LlamaIndex supports Mem0 as a memory store. In this guide, we’ll show you how to use it.
🎉 Exciting news! Mem0Memory now supports ReAct and FunctionCalling agents.
Installation
To install the required package, run:
pip install llama-index-core llama-index-memory-mem0 python-dotenv
Set your Mem0 Platform API key as an environment variable. You can replace <your-mem0-api-key>
with your actual API key:
You can obtain your Mem0 Platform API key from the Mem0 Platform.
from dotenv import load_dotenv
import os
load_dotenv()
# os.environ["MEM0_API_KEY"] = "<your-mem0-api-key>"
Import the necessary modules and create a Mem0Memory instance:
from llama_index.memory.mem0 import Mem0Memory
context = {"user_id": "alice"}
memory_from_client = Mem0Memory.from_client(
context=context,
search_msg_limit=4, # optional, default is 5
output_format='v1.1', # Remove deprecation warnings
)
Context is used to identify the user, agent or the conversation in the Mem0. It is required to be passed in the at least one of the fields in the Mem0Memory
constructor. It can be any of the following:
context = {
"user_id": "alice",
"agent_id": "llama_agent_1",
"run_id": "run_1",
}
search_msg_limit
is optional, default is 5. It is the number of messages from the chat history to be used for memory retrieval from Mem0. More number of messages will result in more context being used for retrieval but will also increase the retrieval time and might result in some unwanted results.
search_msg_limit
is different from limit
. limit
is the number of messages to be retrieved from Mem0 and is used in search.
Setup with Mem0 OSS
Set your Mem0 OSS by providing configuration details:
config = {
"vector_store": {
"provider": "qdrant",
"config": {
"collection_name": "test_9",
"host": "localhost",
"port": 6333,
"embedding_model_dims": 1536, # Change this according to your local model's dimensions
},
},
"llm": {
"provider": "openai",
"config": {
"model": "gpt-4o",
"temperature": 0.2,
"max_tokens": 2000,
},
},
"embedder": {
"provider": "openai",
"config": {"model": "text-embedding-3-small"},
},
"version": "v1.1",
}
Create a Mem0Memory instance:
memory_from_config = Mem0Memory.from_config(
context=context,
config=config,
search_msg_limit=4, # optional, default is 5
output_format='v1.1', # Remove deprecation warnings
)
Initialize the LLM
from llama_index.llms.openai import OpenAI
from dotenv import load_dotenv
load_dotenv()
# os.environ["OPENAI_API_KEY"] = "<your-openai-api-key>"

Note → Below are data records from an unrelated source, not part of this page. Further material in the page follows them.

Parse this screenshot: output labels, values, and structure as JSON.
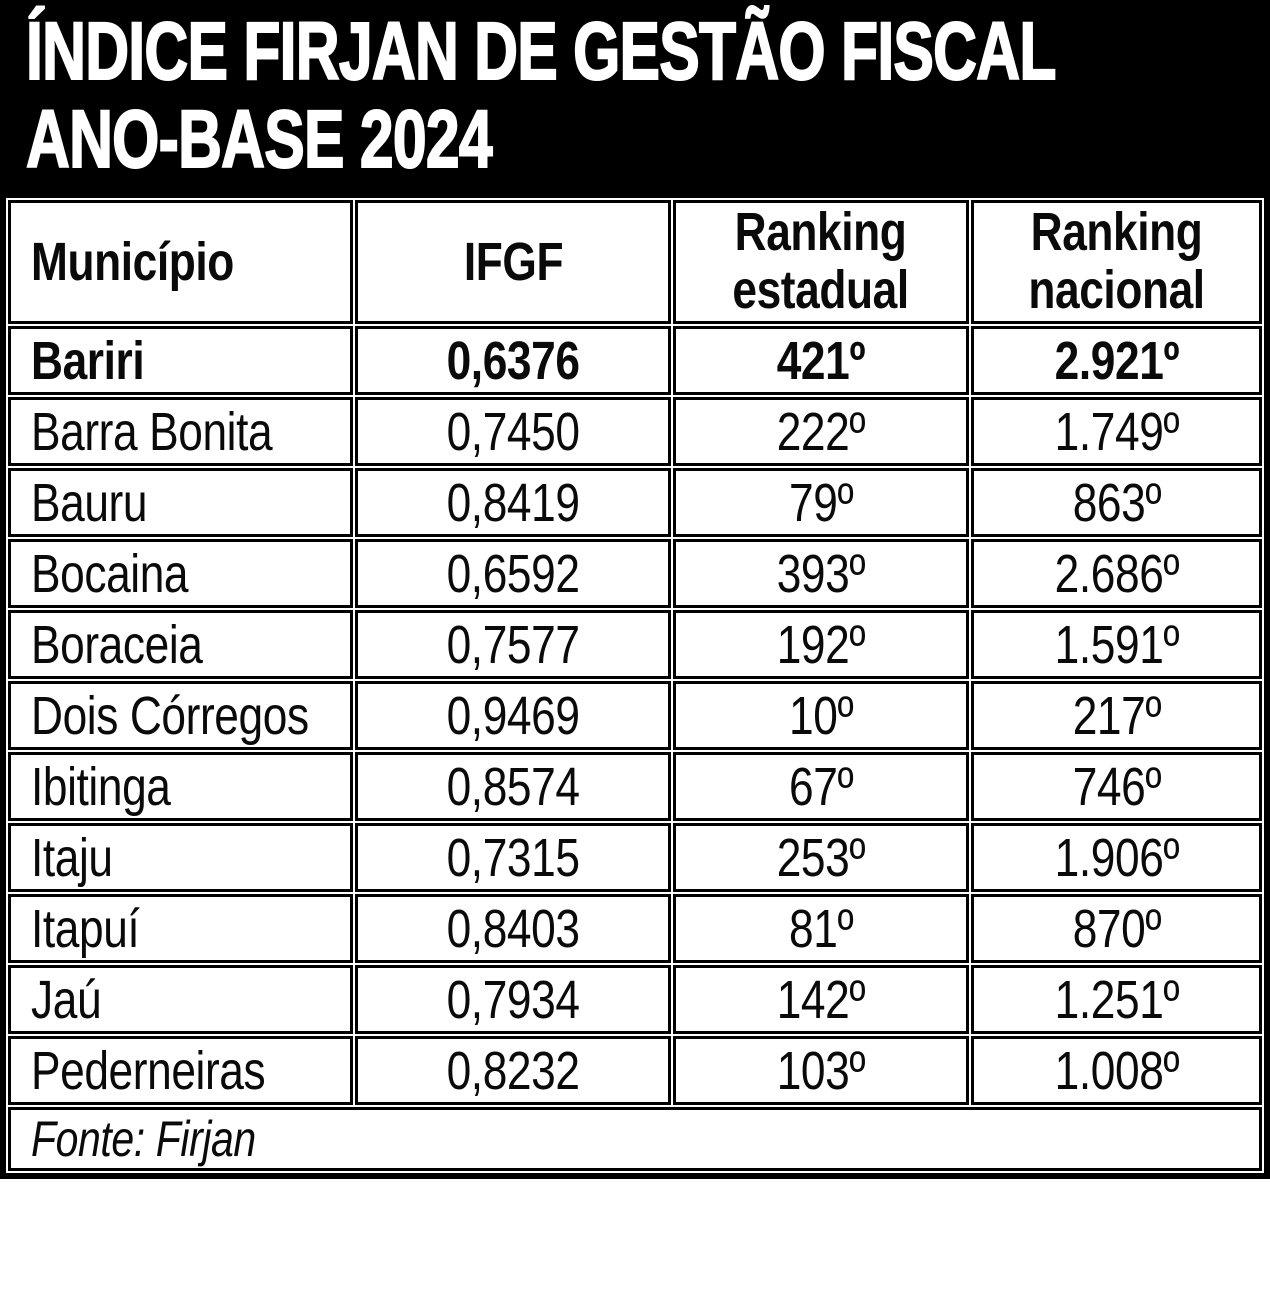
{
  "title": {
    "line1": "ÍNDICE FIRJAN DE GESTÃO FISCAL",
    "line2": "ANO-BASE 2024"
  },
  "table": {
    "header": {
      "municipality": "Município",
      "ifgf": "IFGF",
      "state_ranking_line1": "Ranking",
      "state_ranking_line2": "estadual",
      "national_ranking_line1": "Ranking",
      "national_ranking_line2": "nacional"
    },
    "rows": [
      {
        "municipality": "Bariri",
        "ifgf": "0,6376",
        "state_ranking": "421º",
        "national_ranking": "2.921º",
        "highlight": true
      },
      {
        "municipality": "Barra Bonita",
        "ifgf": "0,7450",
        "state_ranking": "222º",
        "national_ranking": "1.749º",
        "highlight": false
      },
      {
        "municipality": "Bauru",
        "ifgf": "0,8419",
        "state_ranking": "79º",
        "national_ranking": "863º",
        "highlight": false
      },
      {
        "municipality": "Bocaina",
        "ifgf": "0,6592",
        "state_ranking": "393º",
        "national_ranking": "2.686º",
        "highlight": false
      },
      {
        "municipality": "Boraceia",
        "ifgf": "0,7577",
        "state_ranking": "192º",
        "national_ranking": "1.591º",
        "highlight": false
      },
      {
        "municipality": "Dois Córregos",
        "ifgf": "0,9469",
        "state_ranking": "10º",
        "national_ranking": "217º",
        "highlight": false
      },
      {
        "municipality": "Ibitinga",
        "ifgf": "0,8574",
        "state_ranking": "67º",
        "national_ranking": "746º",
        "highlight": false
      },
      {
        "municipality": "Itaju",
        "ifgf": "0,7315",
        "state_ranking": "253º",
        "national_ranking": "1.906º",
        "highlight": false
      },
      {
        "municipality": "Itapuí",
        "ifgf": "0,8403",
        "state_ranking": "81º",
        "national_ranking": "870º",
        "highlight": false
      },
      {
        "municipality": "Jaú",
        "ifgf": "0,7934",
        "state_ranking": "142º",
        "national_ranking": "1.251º",
        "highlight": false
      },
      {
        "municipality": "Pederneiras",
        "ifgf": "0,8232",
        "state_ranking": "103º",
        "national_ranking": "1.008º",
        "highlight": false
      }
    ],
    "source": "Fonte: Firjan"
  },
  "colors": {
    "banner_bg": "#000000",
    "banner_text": "#ffffff",
    "border": "#000000",
    "cell_bg": "#ffffff",
    "text": "#000000"
  },
  "chart_data": {
    "type": "table",
    "title": "ÍNDICE FIRJAN DE GESTÃO FISCAL ANO-BASE 2024",
    "columns": [
      "Município",
      "IFGF",
      "Ranking estadual",
      "Ranking nacional"
    ],
    "rows": [
      [
        "Bariri",
        "0,6376",
        "421º",
        "2.921º"
      ],
      [
        "Barra Bonita",
        "0,7450",
        "222º",
        "1.749º"
      ],
      [
        "Bauru",
        "0,8419",
        "79º",
        "863º"
      ],
      [
        "Bocaina",
        "0,6592",
        "393º",
        "2.686º"
      ],
      [
        "Boraceia",
        "0,7577",
        "192º",
        "1.591º"
      ],
      [
        "Dois Córregos",
        "0,9469",
        "10º",
        "217º"
      ],
      [
        "Ibitinga",
        "0,8574",
        "67º",
        "746º"
      ],
      [
        "Itaju",
        "0,7315",
        "253º",
        "1.906º"
      ],
      [
        "Itapuí",
        "0,8403",
        "81º",
        "870º"
      ],
      [
        "Jaú",
        "0,7934",
        "142º",
        "1.251º"
      ],
      [
        "Pederneiras",
        "0,8232",
        "103º",
        "1.008º"
      ]
    ],
    "highlighted_row": "Bariri",
    "source": "Fonte: Firjan"
  }
}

llm = OpenAI(model="gpt-4o-mini")
SimpleChatEngine
Use the SimpleChatEngine
to start a chat with the agent with the memory.
from llama_index.core.chat_engine import SimpleChatEngine
agent = SimpleChatEngine.from_defaults(
llm=llm, memory=memory_from_client # or memory_from_config
)
# Start the chat
response = agent.chat("Hi, My name is Alice")
print(response)
Now we will learn how to use Mem0 with FunctionCalling and ReAct agents.
Initialize the tools:
from llama_index.core.tools import FunctionTool
def call_fn(name: str):
"""Call the provided name.
Args:
name: str (Name of the person)
"""
print(f"Calling... {name}")
def email_fn(name: str):
"""Email the provided name.
Args:
name: str (Name of the person)
"""
print(f"Emailing... {name}")
call_tool = FunctionTool.from_defaults(fn=call_fn)
email_tool = FunctionTool.from_defaults(fn=email_fn)
FunctionCallingAgent
from llama_index.core.agent import FunctionCallingAgent
agent = FunctionCallingAgent.from_tools(
[call_tool, email_tool],
llm=llm,
memory=memory_from_client, # or memory_from_config
verbose=True,
)
# Start the chat
response = agent.chat("Hi, My name is Alice")
print(response)
ReActAgent
from llama_index.core.agent import ReActAgent
agent = ReActAgent.from_tools(
[call_tool, email_tool],
llm=llm,
memory=memory_from_client, # or memory_from_config
verbose=True,
)
# Start the chat
response = agent.chat("Hi, My name is Alice")
print(response)
Key Features
- Memory Integration: Uses Mem0 to store and retrieve relevant information from past interactions.
- Personalization: Provides context-aware agent responses based on user history and preferences.
- Flexible Architecture: LlamaIndex allows for easy integration of the memory with the agent.
- Continuous Learning: Each interaction is stored, improving future responses.
Conclusion
By integrating LlamaIndex with Mem0, you can build a personalized agent that can maintain context across interactions with the agent and provide tailored recommendations and assistance.